Ireland’s Data Protection Commissioner (DPC) has launched an EU-wide investigation into Ryanair’s use of facial recognition technology to verify customers booking through third-party websites.
The probe will determine if the practice complies with the European Union’s privacy laws. The inquiry was initiated following complaints from several Ryanair customers across the EU regarding the additional verification process.
Ryanair, Europe’s largest airline by passenger numbers, welcomed the investigation, stating that the verification process is meant to protect customers. According to the airline, booking through third-party sites or online travel agents (OTAs) can sometimes result in incorrect contact or payment information being provided. Ryanair claims the facial recognition step is part of its efforts to ensure security and prevent such errors.

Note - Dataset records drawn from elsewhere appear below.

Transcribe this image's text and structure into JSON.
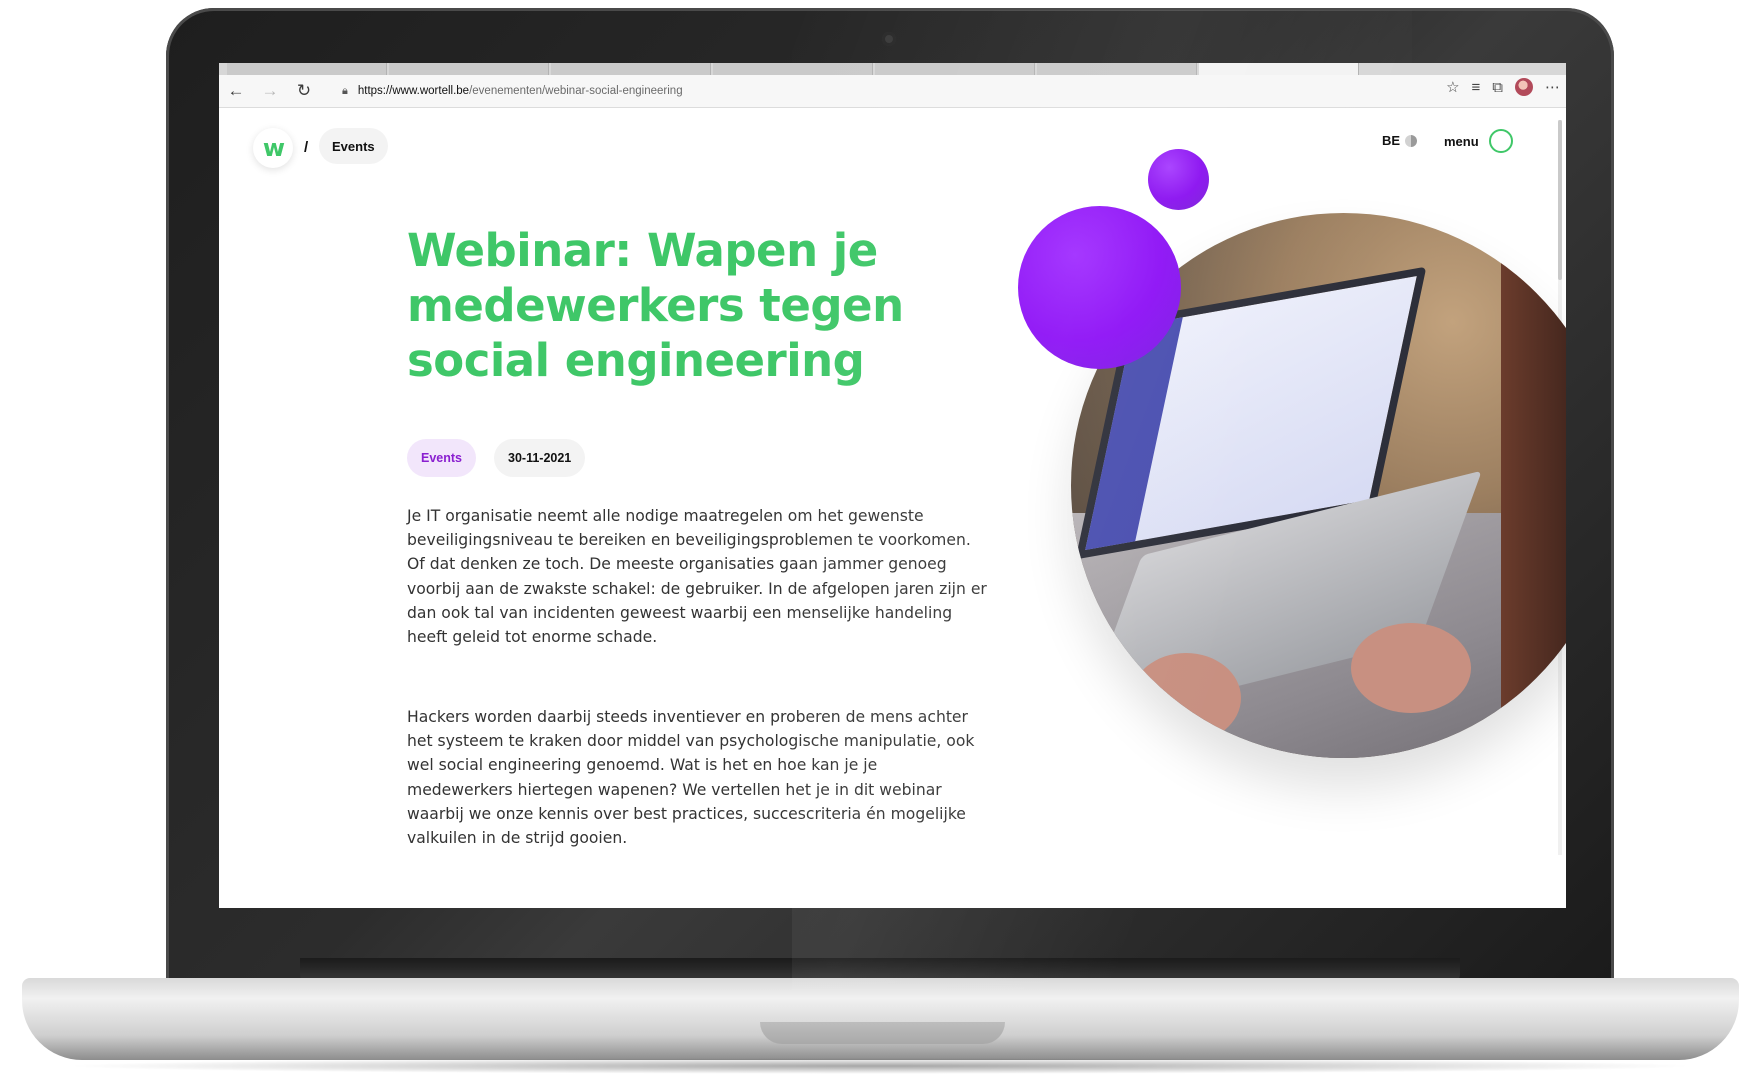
{
  "browser": {
    "url_host": "https://www.wortell.be",
    "url_path": "/evenementen/webinar-social-engineering"
  },
  "header": {
    "logo_text": "w",
    "breadcrumb_separator": "/",
    "breadcrumb_label": "Events",
    "language": "BE",
    "menu_label": "menu"
  },
  "article": {
    "title": "Webinar: Wapen je medewerkers tegen social engineering",
    "category_tag": "Events",
    "date": "30-11-2021",
    "paragraphs": [
      "Je IT organisatie neemt alle nodige maatregelen om het gewenste beveiligingsniveau te bereiken en beveiligingsproblemen te voorkomen. Of dat denken ze toch. De meeste organisaties gaan jammer genoeg voorbij aan de zwakste schakel: de gebruiker. In de afgelopen jaren zijn er dan ook tal van incidenten geweest waarbij een menselijke handeling heeft geleid tot enorme schade.",
      "Hackers worden daarbij steeds inventiever en proberen de mens achter het systeem te kraken door middel van psychologische manipulatie, ook wel social engineering genoemd. Wat is het en hoe kan je je medewerkers hiertegen wapenen? We vertellen het je in dit webinar waarbij we onze kennis over best practices, succescriteria én mogelijke valkuilen in de strijd gooien."
    ]
  },
  "colors": {
    "brand_green": "#3fc768",
    "accent_purple": "#8a10f0",
    "tag_purple_bg": "#f2e6fb"
  },
  "icons": {
    "back": "arrow-left-icon",
    "forward": "arrow-right-icon",
    "reload": "reload-icon",
    "lock": "lock-icon",
    "favorite": "star-add-icon",
    "favorites_list": "favorites-icon",
    "collections": "collections-icon",
    "more": "more-icon",
    "globe": "globe-icon"
  }
}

The airline’s website explains that passengers booking through OTAs not affiliated with Ryanair are required to undergo additional verification. This verification can be avoided by arriving at the airport two hours early or submitting a form with a passport or ID photo at least seven days before departure. Ryanair defends this as a necessary security measure.

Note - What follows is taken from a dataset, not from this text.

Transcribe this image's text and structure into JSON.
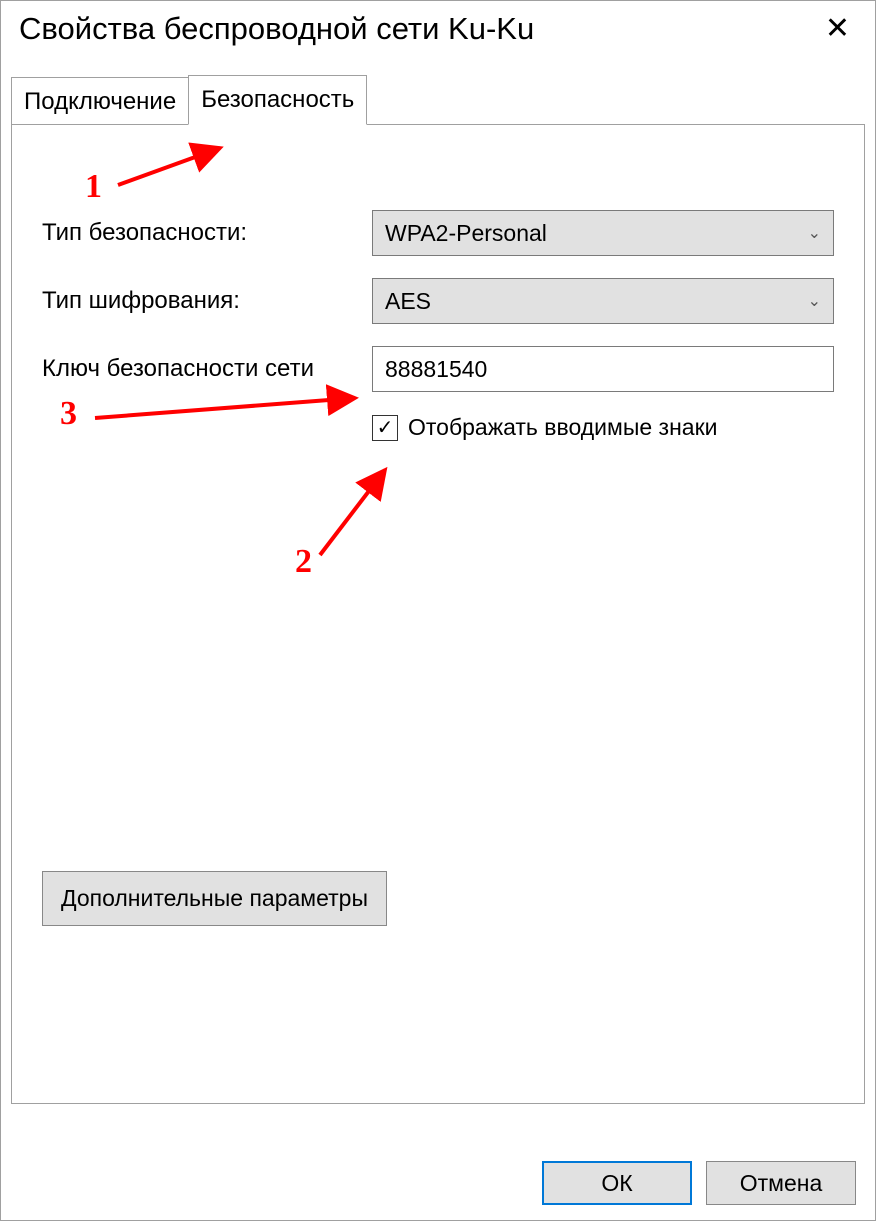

Customers who book directly on Ryanair’s website or app do not face this extra step. Additionally, passengers who use OTAs that have signed commercial agreements with Ryanair, guaranteeing bookings are made directly with the airline, are also exempt. Since the beginning of the year, Ryanair has signed 14 such agreements with various OTAs.
Ryanair insists that both its biometric and non-biometric verification processes comply fully with the EU’s General Data Protection Regulation (GDPR). The company remains confident that the investigation will confirm the legality of its practices.
The outcome of the DPC’s investigation could have wider implications for the airline industry and the use of biometric technology in travel bookings, particularly when it comes to balancing privacy rights with security protocols.